Agent / webhook callers (API Key)
Both headers are accepted. Pick one — CronJobs and shell scripts usually prefer X-API-Key.
X-API-Key: <operator-api-key>
# or
Authorization: Bearer <operator-api-key>
GraphQL API
Key Queries
# SLA Groups with backup status
{
slaGroups {
id name displayName tier status currentUptime
services {
serviceName status replicas readyReplicas
backupStatus {
backupExpected lastBackupAt lastBackupStatus
backupMaxAgeDays backupOverdue
}
}
}
}
# Real-time snapshot trend (5-min buckets)
{
slaSnapshotTrend(serviceId: "uuid", hoursBack: 1) {
periodKey periodStart actualValue targetValue
incidentCount downtimeMinutes status
}
}
# SLA trend data (daily/monthly)
{
slaTrendData(filter: { periodType: "DAILY", monthsBack: 1 }) {
periodKey periodStart actualValue status
}
}
# Dashboard stats
{
slaDashboardStats {
totalServices servicesWithSla metCount
atRiskCount breachedCount averageUptime
}
}
Operator REST API
POST /api/v1/operator/status
Sync service statuses from agent.

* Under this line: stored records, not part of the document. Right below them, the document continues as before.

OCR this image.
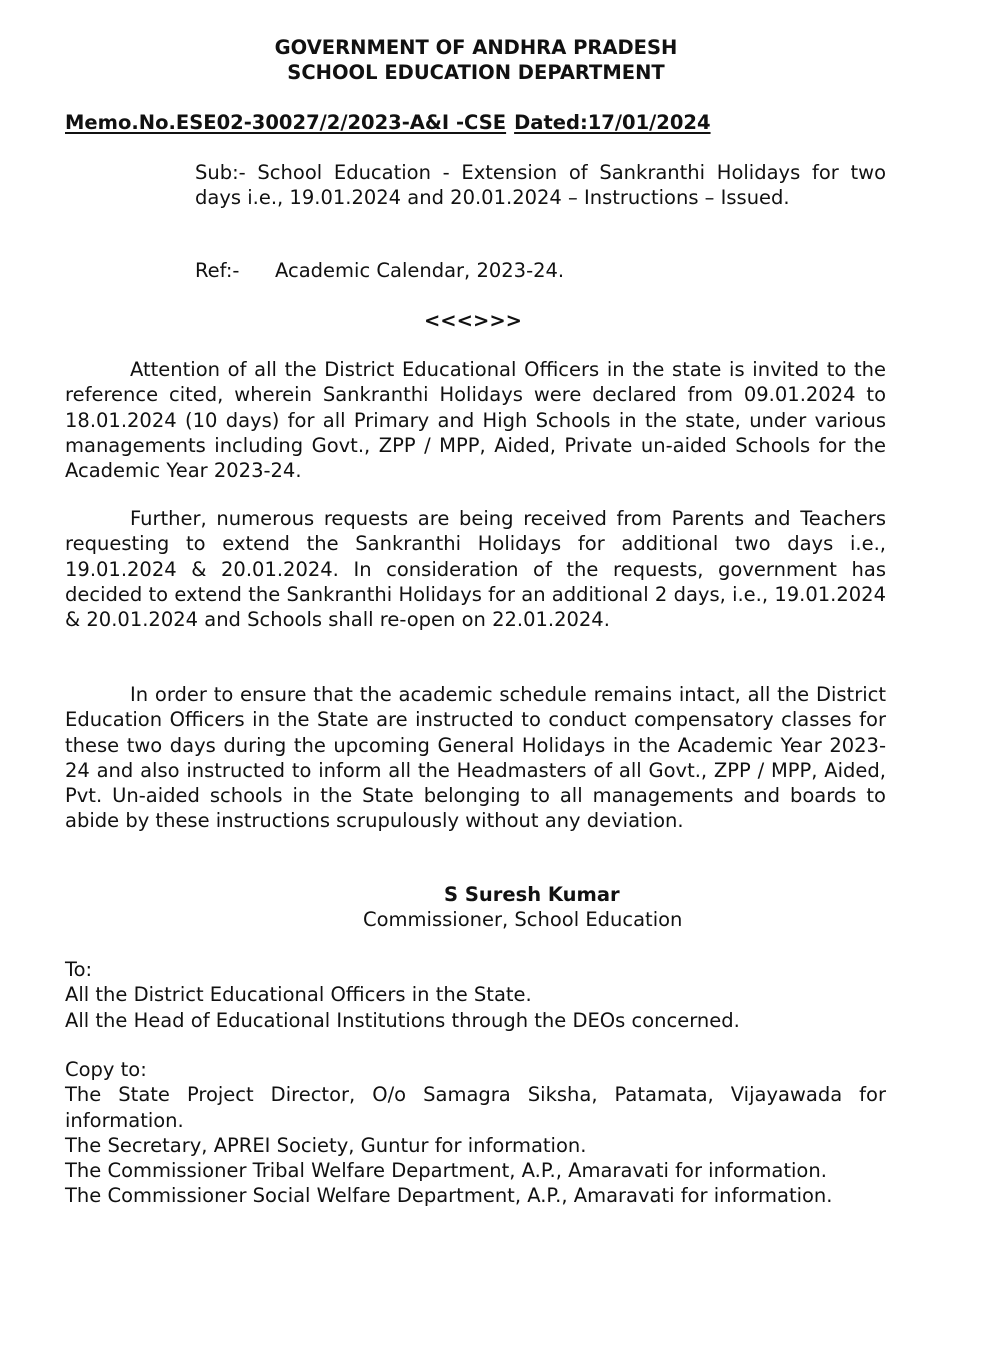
GOVERNMENT OF ANDHRA PRADESH
SCHOOL EDUCATION DEPARTMENT
Memo.No.ESE02-30027/2/2023-A&I -CSE Dated:17/01/2024
Sub:- School Education - Extension of Sankranthi Holidays for two days i.e., 19.01.2024 and 20.01.2024 – Instructions – Issued.
Ref:- Academic Calendar, 2023-24.
<<<>>>
Attention of all the District Educational Officers in the state is invited to the reference cited, wherein Sankranthi Holidays were declared from 09.01.2024 to 18.01.2024 (10 days) for all Primary and High Schools in the state, under various managements including Govt., ZPP / MPP, Aided, Private un-aided Schools for the Academic Year 2023-24.
Further, numerous requests are being received from Parents and Teachers requesting to extend the Sankranthi Holidays for additional two days i.e., 19.01.2024 & 20.01.2024. In consideration of the requests, government has decided to extend the Sankranthi Holidays for an additional 2 days, i.e., 19.01.2024 & 20.01.2024 and Schools shall re-open on 22.01.2024.
In order to ensure that the academic schedule remains intact, all the District Education Officers in the State are instructed to conduct compensatory classes for these two days during the upcoming General Holidays in the Academic Year 2023-24 and also instructed to inform all the Headmasters of all Govt., ZPP / MPP, Aided, Pvt. Un-aided schools in the State belonging to all managements and boards to abide by these instructions scrupulously without any deviation.
S Suresh Kumar
Commissioner, School Education
To:
All the District Educational Officers in the State.
All the Head of Educational Institutions through the DEOs concerned.
Copy to:
The State Project Director, O/o Samagra Siksha, Patamata, Vijayawada for information.
The Secretary, APREI Society, Guntur for information.
The Commissioner Tribal Welfare Department, A.P., Amaravati for information.
The Commissioner Social Welfare Department, A.P., Amaravati for information.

Called every 30 seconds.
{
"nodeId": "myorg/platform/prod/cluster1",
"operatorVersion": "1.0.0",
"services": [
{
"name": "my-api",
"status": "OPERATIONAL",
"replicas": 3,
"readyReplicas": 3,
"slaGroup": "payment-system",
"workloadType": "Deployment"
}
],
"slaGroups": [
{
"name": "payment-system",
"displayName": "Payment System",
"tier": "critical"
}
]
}
POST /api/v1/operator/heartbeat
{
"nodeId": "myorg/platform/prod/cluster1",
"version": "1.0.0",
"watchedServices": 7,
"healthyServices": 6,
"unhealthyServices": 1
}
POST /api/v1/operator/register
Register new service discovered from it-ops.yaml ConfigMap.
{
"name": "my-database",
"displayName": "My Database",
"nodeId": "myorg/platform/prod/cluster1",
"criticality": "critical",
"operations": {
"backup": {
"expected": true,
"maxAgeDays": 1
}
}
}
GET /api/v1/operator/services?nodeId=...
Returns expected services for the agent to monitor.
Backup Webhook
POST /api/v1/backup/report
Three addressing modes. For service-level reports always include nodeId — missing nodeId falls back to "unknown" and the service lands under a red badge in the UI (detection over silence).

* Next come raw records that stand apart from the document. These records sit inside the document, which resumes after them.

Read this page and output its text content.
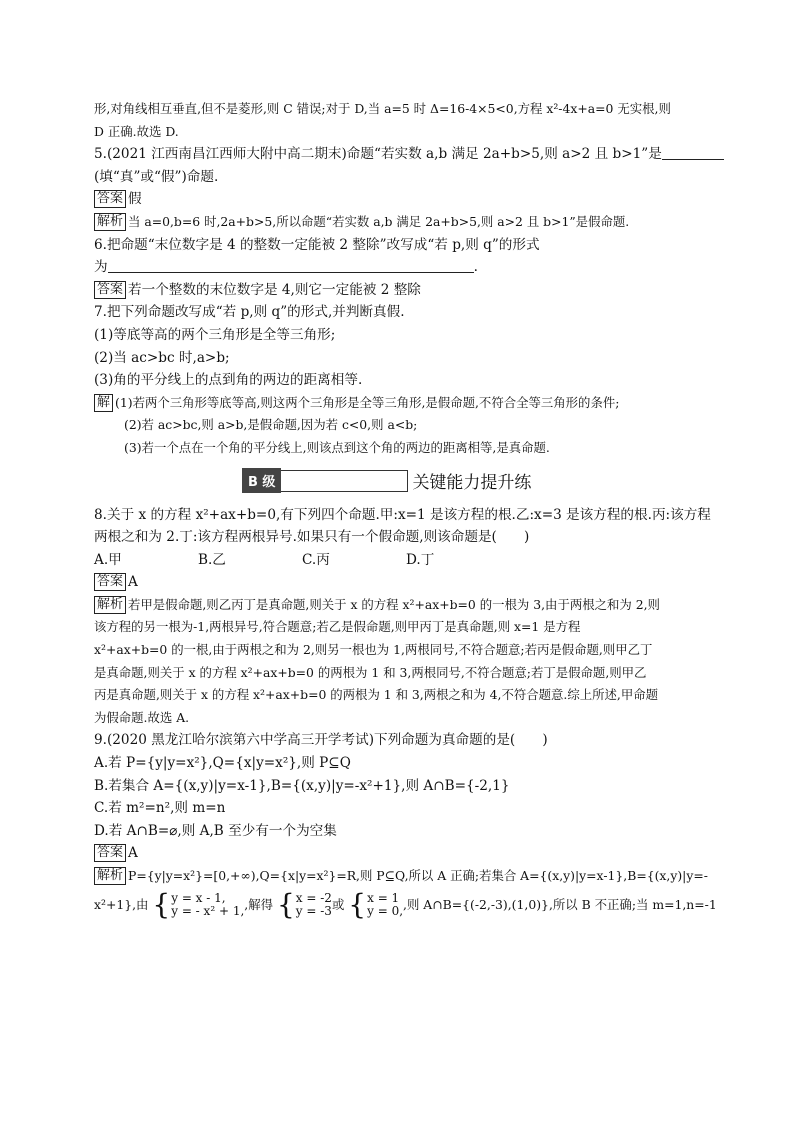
形,对角线相互垂直,但不是菱形,则 C 错误;对于 D,当 a=5 时 Δ=16-4×5<0,方程 x²-4x+a=0 无实根,则
D 正确.故选 D.
5.(2021 江西南昌江西师大附中高二期末)命题“若实数 a,b 满足 2a+b>5,则 a>2 且 b>1”是
(填“真”或“假”)命题.
答案 假
解析 当 a=0,b=6 时,2a+b>5,所以命题“若实数 a,b 满足 2a+b>5,则 a>2 且 b>1”是假命题.
6.把命题“末位数字是 4 的整数一定能被 2 整除”改写成“若 p,则 q”的形式
为	.
答案 若一个整数的末位数字是 4,则它一定能被 2 整除
7.把下列命题改写成“若 p,则 q”的形式,并判断真假.
(1)等底等高的两个三角形是全等三角形;
(2)当 ac>bc 时,a>b;
(3)角的平分线上的点到角的两边的距离相等.
解 (1)若两个三角形等底等高,则这两个三角形是全等三角形,是假命题,不符合全等三角形的条件;
(2)若 ac>bc,则 a>b,是假命题,因为若 c<0,则 a<b;
(3)若一个点在一个角的平分线上,则该点到这个角的两边的距离相等,是真命题.
B 级	关键能力提升练
8.关于 x 的方程 x²+ax+b=0,有下列四个命题.甲:x=1 是该方程的根.乙:x=3 是该方程的根.丙:该方程
两根之和为 2.丁:该方程两根异号.如果只有一个假命题,则该命题是(　　)
A.甲	B.乙	C.丙	D.丁
答案 A
解析 若甲是假命题,则乙丙丁是真命题,则关于 x 的方程 x²+ax+b=0 的一根为 3,由于两根之和为 2,则
该方程的另一根为-1,两根异号,符合题意;若乙是假命题,则甲丙丁是真命题,则 x=1 是方程
x²+ax+b=0 的一根,由于两根之和为 2,则另一根也为 1,两根同号,不符合题意;若丙是假命题,则甲乙丁
是真命题,则关于 x 的方程 x²+ax+b=0 的两根为 1 和 3,两根同号,不符合题意;若丁是假命题,则甲乙
丙是真命题,则关于 x 的方程 x²+ax+b=0 的两根为 1 和 3,两根之和为 4,不符合题意.综上所述,甲命题
为假命题.故选 A.
9.(2020 黑龙江哈尔滨第六中学高三开学考试)下列命题为真命题的是(　　)
A.若 P={y|y=x²},Q={x|y=x²},则 P⊆Q
B.若集合 A={(x,y)|y=x-1},B={(x,y)|y=-x²+1},则 A∩B={-2,1}
C.若 m²=n²,则 m=n
D.若 A∩B=⌀,则 A,B 至少有一个为空集
答案 A
解析 P={y|y=x²}=[0,+∞),Q={x|y=x²}=R,则 P⊆Q,所以 A 正确;若集合 A={(x,y)|y=x-1},B={(x,y)|y=-
x²+1},由 { y = x - 1,
y = - x² + 1, ,解得 { x = -2
y = -3 或 { x = 1
y = 0, ,则 A∩B={(-2,-3),(1,0)},所以 B 不正确;当 m=1,n=-1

# Service-level (include nodeId for correct placement)
{
"service": "my-database",
"nodeId": "myorg/platform/prod/cluster1",
"status": "success", // success | failed | partial
"sizeBytes": 5242880,
"message": "pg_dump completed"
}
# SLA Group-level (propagates to every member with backup.expected=true)
{
"slaGroup": "payment-system",
"status": "success"
}
# Namespace-level
{
"namespace": "production",
"status": "success"
}
# Response
{
"success": true,
"message": "backup report recorded for 3 services",
"affected": 3,
"services": ["db-1", "db-2", "cache-1"]
}
Health Push (external / bare-metal)
POST /api/v1/health/report
Push health for services that aren't running in Kubernetes (VMs, physical hardware, external SaaS). First push auto-creates the service and its hierarchy node; subsequent pushes update status only.
{
"service": "galera-node1",
"nodeId": "myorg/infra/prod/baremetal",
"status": "OPERATIONAL", // OPERATIONAL | DEGRADED | DOWN | MAINTENANCE | UNKNOWN
"message": "wsrep_cluster_size=3",
"criticality": "critical",
"slaGroup": "database-cluster",
"serviceType": "database",
"tags": ["database", "baremetal"]
}
Storage Push
POST /api/v1/storage/report
Push disk / storage usage. Auto-creates the service with the storage tag on first push so it shows up on the Storage tab immediately.
{
"service": "postgresql",
"nodeId": "myorg/platform/prod/cluster1",
"allocatedBytes": 107374182400,
"usedBytes": 53687091200,
"storageType": "pvc", // disk | pvc | s3 | rds | efs | ...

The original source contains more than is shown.